Like the others said, I'd always go and get a flat top rifle. As far as the carry handle ever coming off, it never did on mine before I replaced it, and I never even used tools I just kept it finger tight with the thumb screws. You can certainly use a screw driver to tighten it well beyond finger tight. In addition to that, you can use a little bit of blue loctite if you want to be doubly sure it stays. I loctite everything that could potentially fall off because that could be catastrophic if I ended up having to fight for my life.

However, Jim, if you really want an A2 then get an A2. We can't tell you what you want. We're just trying to help you get the best rifle you can for your money. A lot of people like the retro M16's with the triangular handguards. It's not for me but we all have our niche. Some of us slap all kinds of unnecessary "tactical" accessories on our guns (you might put me in that category :P), others like the KISS philosophy. I like both a lot (seems contradictory, doesn't it?) so I'm going to actually be putting together another rifle and leaving it very "plain jane."

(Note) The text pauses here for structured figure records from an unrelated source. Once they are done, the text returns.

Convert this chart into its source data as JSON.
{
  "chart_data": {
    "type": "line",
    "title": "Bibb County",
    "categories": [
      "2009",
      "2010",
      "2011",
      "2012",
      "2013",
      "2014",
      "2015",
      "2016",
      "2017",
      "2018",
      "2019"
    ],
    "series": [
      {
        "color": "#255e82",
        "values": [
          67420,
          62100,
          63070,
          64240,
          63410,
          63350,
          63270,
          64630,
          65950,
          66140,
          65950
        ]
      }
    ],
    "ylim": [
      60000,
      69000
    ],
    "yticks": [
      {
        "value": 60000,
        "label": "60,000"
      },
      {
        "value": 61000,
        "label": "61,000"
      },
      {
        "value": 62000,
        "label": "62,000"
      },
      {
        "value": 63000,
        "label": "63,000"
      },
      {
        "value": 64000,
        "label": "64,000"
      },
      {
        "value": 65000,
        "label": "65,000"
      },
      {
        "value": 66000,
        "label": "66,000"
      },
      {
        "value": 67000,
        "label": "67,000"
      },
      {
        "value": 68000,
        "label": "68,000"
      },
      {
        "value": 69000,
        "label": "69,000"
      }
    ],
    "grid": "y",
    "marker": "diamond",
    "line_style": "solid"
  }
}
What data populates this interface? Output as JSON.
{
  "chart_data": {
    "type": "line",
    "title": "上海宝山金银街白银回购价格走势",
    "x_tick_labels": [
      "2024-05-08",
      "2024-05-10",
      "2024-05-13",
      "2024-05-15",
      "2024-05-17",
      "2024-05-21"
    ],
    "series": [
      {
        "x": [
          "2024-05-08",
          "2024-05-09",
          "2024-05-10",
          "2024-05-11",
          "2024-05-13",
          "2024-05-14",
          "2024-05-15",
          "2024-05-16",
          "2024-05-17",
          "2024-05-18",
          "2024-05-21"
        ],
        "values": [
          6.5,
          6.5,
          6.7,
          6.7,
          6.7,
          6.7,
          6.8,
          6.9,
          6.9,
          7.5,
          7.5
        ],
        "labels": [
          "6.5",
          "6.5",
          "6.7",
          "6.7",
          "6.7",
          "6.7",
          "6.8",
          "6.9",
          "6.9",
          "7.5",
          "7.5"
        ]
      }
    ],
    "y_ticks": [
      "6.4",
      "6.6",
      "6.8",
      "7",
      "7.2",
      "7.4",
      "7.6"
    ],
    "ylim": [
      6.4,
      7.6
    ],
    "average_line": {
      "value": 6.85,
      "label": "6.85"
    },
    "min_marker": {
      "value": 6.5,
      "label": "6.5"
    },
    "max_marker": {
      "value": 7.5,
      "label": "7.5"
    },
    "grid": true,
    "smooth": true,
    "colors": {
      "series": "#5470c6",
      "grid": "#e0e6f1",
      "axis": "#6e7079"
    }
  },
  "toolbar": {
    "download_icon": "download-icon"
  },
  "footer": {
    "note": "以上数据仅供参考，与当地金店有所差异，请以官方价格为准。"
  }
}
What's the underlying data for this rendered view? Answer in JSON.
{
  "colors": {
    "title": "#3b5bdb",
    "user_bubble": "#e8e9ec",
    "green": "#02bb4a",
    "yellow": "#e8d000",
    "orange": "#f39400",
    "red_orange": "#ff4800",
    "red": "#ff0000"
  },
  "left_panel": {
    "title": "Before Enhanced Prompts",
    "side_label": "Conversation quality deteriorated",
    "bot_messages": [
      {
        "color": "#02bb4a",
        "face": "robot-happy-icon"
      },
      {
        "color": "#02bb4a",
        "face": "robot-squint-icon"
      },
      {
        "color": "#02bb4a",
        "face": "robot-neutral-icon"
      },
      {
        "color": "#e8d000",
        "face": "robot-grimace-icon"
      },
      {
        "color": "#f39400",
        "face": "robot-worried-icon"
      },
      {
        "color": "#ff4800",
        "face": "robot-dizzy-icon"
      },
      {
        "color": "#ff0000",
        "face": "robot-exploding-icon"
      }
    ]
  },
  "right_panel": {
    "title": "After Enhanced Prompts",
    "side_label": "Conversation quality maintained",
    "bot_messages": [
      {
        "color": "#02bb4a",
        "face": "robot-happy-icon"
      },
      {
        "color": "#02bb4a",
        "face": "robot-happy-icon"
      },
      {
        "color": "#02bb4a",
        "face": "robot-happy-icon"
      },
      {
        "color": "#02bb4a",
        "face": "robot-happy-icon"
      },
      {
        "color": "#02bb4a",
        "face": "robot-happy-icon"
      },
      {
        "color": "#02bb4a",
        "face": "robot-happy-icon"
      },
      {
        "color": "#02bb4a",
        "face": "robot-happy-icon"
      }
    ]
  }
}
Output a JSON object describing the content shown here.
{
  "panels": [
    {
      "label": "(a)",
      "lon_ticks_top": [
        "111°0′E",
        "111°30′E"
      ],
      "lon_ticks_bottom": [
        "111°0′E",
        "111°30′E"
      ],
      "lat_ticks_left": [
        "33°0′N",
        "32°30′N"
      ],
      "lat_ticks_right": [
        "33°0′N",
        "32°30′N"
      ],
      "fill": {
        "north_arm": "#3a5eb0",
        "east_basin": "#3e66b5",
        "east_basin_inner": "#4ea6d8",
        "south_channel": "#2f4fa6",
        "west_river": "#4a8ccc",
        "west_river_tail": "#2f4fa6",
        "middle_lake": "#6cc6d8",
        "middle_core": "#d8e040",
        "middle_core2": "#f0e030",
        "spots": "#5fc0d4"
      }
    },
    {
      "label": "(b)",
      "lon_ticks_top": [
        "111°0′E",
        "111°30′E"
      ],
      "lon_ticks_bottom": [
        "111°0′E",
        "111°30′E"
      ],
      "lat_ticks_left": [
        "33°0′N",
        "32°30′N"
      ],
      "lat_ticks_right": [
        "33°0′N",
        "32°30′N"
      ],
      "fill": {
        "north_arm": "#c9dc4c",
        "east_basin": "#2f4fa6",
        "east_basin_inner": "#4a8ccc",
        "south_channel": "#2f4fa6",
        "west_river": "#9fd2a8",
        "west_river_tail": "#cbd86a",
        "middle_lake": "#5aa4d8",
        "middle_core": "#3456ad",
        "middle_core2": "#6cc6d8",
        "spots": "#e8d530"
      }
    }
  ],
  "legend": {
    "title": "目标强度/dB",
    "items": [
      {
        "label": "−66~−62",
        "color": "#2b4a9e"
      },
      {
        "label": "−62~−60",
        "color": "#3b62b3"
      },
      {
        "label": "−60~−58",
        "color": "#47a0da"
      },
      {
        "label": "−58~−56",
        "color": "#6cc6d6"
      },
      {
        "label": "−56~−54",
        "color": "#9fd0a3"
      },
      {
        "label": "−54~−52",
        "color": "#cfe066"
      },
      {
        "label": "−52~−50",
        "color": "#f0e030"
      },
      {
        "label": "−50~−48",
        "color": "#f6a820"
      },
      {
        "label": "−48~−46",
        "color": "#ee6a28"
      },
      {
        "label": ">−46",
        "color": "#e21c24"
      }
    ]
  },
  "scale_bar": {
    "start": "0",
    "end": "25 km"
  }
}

Anyway, just thought I'd share a few thoughts. If you want to get an A2, then just go get one man! You know what you want, we're just trying to help you get something that you'll love when you get it and as you find things you don't like about it you'll be able to make changes to the gun without having to start over and buying a whole new gun. The flat-top gives you that kind of versatility.

JimP:
Just on the principle that "Flat-tops have better resale value" because err-body wants an A-4....... that should make an A-2 cheaper, right? I have 5 kids and a gun collection to feed, after all........

Dan W:
I think you will find that an A2 is a pain in the rear to put optics on, and if you have a virulent strain, you WILL put optics on

FarmerRick:

--- Quote from: Dan W on August 02, 2009, 09:08:55 AM ---I think you will find that an A2 is a pain in the rear to put optics on, and if you have a virulent strain, you WILL put optics on

--- End quote ---

Agreed.  I will most likely be swapping mine to flat-top configuration when I decide what optic I want to use.

Rich B:

--- Quote from: JimP on July 29, 2009, 07:17:43 PM ---
--- Quote from: Rich B on July 29, 2009, 06:51:08 PM ---Don't buy a 6.8 SPC as a first AR.  Ammo costs are prohibitive.


--- End quote ---

Not an issue, as I handload...... plus, the 6.8 uses .277 bullets, no? I already keep those in stock.....

....still, I want a 5.56/.223......

--- End quote ---

Price the brass, it's quite a bit more expensive.  Also, I *think* 6.8 can't use all .277 bullets - only certain weights and shapes - most of which are more expensive than the 55gr and 62gr pills .223 uses.

I'd weep if I had to pay for 6.8 ammo for a carbine class.